Читать книгу Душа - Мэри Роуз Блэк - Страница 7
Часть 1. Крик
Глава 4. Красный
ОглавлениеПриближающееся окончание школы вливало в меня вкус невероятный и самый желанный – вкус свободы. Уже тогда я начала понимать, что мне становится легче, свободнее, я не чувствовала балласта за спиной, могла сорваться и бежать, бежать без оглядки…
Середина июня, вечер выпускного. Я стою перед зеркалом, разглядываю себя, в глазах горит огонь. Этот день я и все они запомнят надолго.
Чёрное платье с корсетом обнимает меня железными оковами. Сияющие кристаллы отражают свет, подсвечивают мне кожу на подбородке, кружево витиевато скользит по чёрной ткани. Самый подходящий цвет, который точно не останется незамеченным в море разноцветья.
В тот день я не думала о конце его, не думала, что запомню его как-то. Да, все запоминают выпускной – он же один и на всю жизнь – все к нему усердно готовятся. Но я принадлежала к числу ребят, которым было как-то плевать на него, и я могла б вообще не идти на него, но в самый последний момент передумала. Я хотела, чтобы все запомнили меня такой.
Администрация много денег вбухала в декоративное оформление, но я не смотрела по сторонам, а лишь прямо перед собой, краем глаза, конечно, оглядывая встречных. Мне нужно было видеть их реакцию. И – о! – она была.
Внутри всё трепетало, когда группа из семерых парней моей параллели всем скопом своим уставились на идущую, словно по подиуму, меня. Я упивалась их взглядами. Моё эго кричало на весь мир. МЕНЯ НАКОНЕЦ УВИДЕЛИ!
Одноклассницы о чём-то болтают, но при виде меня резко перестают и с улыбкой осматривать начинают. Мне говорят, что я красивая. В их глазах горит зависть. Я вспоминаю, как они шептались у меня за спиной, как говорили гадости насчёт меня и моего похудения. Кому-то не нравилось, что я стала красивой, ведь это ещё одна конкурентка на их пути. Лишь близкие подруги поддерживали меня, в их кругу я чувствовала себя в тот период моей жизни спокойно – «семья» ж от меня отвернулась.

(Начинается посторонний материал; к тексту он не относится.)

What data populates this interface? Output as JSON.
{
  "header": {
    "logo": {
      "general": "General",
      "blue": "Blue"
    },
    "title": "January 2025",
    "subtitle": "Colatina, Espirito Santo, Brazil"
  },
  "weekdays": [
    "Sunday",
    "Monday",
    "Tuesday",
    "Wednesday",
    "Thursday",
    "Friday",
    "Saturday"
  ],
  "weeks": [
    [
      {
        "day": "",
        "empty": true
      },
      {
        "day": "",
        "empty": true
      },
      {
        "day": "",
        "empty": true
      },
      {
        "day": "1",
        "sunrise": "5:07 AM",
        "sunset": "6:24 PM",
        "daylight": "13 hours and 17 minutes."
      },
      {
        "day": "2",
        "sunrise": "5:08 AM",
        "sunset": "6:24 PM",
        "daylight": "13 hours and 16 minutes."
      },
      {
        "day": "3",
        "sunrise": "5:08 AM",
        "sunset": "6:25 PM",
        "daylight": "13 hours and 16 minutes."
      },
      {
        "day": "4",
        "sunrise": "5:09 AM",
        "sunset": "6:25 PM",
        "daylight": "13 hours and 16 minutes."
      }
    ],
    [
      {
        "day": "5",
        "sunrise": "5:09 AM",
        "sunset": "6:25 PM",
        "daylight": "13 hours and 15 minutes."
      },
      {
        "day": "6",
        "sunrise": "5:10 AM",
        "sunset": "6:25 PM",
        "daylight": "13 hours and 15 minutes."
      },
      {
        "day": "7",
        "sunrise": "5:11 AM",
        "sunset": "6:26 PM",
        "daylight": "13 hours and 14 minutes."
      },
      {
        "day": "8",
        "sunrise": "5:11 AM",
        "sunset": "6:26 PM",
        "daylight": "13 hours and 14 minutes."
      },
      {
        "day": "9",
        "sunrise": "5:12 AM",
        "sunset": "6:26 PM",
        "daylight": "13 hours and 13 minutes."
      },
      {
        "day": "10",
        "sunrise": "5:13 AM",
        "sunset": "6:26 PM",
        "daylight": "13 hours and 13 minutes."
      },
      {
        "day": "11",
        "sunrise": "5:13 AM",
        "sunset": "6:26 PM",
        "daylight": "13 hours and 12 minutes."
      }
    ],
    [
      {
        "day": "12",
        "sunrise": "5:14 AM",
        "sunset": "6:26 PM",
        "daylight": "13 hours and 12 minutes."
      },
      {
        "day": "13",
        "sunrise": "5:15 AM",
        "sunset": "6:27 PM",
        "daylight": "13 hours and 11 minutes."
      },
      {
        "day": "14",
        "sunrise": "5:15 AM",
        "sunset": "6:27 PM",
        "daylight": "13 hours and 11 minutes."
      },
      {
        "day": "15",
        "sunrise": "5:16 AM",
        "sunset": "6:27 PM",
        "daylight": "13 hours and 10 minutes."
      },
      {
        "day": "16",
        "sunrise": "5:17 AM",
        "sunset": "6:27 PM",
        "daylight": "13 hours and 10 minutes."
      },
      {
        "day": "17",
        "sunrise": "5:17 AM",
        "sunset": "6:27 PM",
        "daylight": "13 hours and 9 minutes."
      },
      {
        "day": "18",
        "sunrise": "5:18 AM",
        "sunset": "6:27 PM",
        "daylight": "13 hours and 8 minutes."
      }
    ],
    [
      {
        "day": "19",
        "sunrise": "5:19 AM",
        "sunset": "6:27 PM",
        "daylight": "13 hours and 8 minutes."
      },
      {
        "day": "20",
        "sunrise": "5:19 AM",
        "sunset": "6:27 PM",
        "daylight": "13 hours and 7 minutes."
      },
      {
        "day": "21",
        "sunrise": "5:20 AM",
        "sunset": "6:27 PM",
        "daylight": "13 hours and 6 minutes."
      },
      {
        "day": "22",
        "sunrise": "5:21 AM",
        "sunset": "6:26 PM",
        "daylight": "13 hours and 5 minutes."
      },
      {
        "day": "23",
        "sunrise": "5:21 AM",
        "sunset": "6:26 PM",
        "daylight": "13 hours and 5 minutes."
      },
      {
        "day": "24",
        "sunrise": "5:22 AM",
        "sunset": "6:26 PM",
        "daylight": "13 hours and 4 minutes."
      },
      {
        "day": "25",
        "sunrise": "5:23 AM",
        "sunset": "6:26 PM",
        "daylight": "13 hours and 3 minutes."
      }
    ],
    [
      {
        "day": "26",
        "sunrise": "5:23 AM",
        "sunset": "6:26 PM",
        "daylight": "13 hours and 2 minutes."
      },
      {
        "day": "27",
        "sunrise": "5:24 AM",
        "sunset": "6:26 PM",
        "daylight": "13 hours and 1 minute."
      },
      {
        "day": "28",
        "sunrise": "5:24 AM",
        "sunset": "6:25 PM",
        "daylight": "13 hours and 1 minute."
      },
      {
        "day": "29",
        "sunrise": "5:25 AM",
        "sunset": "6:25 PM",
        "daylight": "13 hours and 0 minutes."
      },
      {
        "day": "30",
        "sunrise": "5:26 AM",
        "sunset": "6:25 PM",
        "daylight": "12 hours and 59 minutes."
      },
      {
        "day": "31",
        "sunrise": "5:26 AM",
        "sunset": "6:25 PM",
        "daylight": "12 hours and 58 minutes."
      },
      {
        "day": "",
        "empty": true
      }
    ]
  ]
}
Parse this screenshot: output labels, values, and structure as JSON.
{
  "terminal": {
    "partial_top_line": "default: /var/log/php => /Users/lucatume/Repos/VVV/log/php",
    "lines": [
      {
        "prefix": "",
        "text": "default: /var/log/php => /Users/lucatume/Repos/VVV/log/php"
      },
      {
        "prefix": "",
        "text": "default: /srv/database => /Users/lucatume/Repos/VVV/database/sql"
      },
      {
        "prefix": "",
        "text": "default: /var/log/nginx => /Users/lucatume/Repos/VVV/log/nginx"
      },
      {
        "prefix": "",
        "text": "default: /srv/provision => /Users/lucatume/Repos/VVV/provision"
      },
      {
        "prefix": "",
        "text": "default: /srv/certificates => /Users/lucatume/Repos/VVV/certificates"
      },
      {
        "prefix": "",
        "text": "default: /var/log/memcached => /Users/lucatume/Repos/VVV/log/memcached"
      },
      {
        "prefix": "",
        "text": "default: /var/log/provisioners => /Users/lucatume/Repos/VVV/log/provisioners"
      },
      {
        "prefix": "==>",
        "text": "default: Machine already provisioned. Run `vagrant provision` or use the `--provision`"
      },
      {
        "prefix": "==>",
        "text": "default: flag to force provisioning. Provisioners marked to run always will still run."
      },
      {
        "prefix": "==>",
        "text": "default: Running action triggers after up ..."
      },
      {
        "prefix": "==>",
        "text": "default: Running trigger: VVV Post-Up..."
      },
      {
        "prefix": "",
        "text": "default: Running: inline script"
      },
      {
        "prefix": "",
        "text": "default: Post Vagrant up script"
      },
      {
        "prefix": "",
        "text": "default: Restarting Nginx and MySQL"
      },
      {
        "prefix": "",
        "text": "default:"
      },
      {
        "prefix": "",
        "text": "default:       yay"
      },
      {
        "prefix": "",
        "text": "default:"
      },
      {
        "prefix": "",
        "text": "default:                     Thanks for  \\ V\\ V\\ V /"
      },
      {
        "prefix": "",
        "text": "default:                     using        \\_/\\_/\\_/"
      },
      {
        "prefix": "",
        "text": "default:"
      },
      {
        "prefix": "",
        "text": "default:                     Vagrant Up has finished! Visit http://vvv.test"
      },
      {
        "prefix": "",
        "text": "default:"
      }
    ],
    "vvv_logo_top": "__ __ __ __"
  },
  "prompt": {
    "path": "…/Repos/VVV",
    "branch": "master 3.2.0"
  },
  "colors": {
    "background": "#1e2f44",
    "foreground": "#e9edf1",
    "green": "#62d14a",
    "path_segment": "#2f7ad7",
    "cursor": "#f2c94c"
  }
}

Игнорирую их, улыбкой показывая своеобразный средний палец, иду в самый конец зала. Разноцветные огни и музыка создают волшебную атмосферу. Я чувствую себя принцессой. Но эта принцесса очень холодная и озлобленная на всех её обидчиков. На лицах вокруг меня красные кресты.
Эми и Зои стоят в тени у стены и потягивают пунш из стаканчиков, о чём-то переговариваются. Мы обнимаемся. Всем троим нам здесь не так уж и весело. У всех троих нас нет парней. Мы лузеры по всем меркам.
– Я ничего не говорила, но Харви Басс так и прожигает твою спину, – Зои делает последний глоток из стаканчика. В чёрных глазах задор.
– Если и трахаться, то только с ним, – похотливо и мечтательно говорят Эми глаза и приглушённые голос. Она закусывает губы. – Он такой скрытный, притягательный.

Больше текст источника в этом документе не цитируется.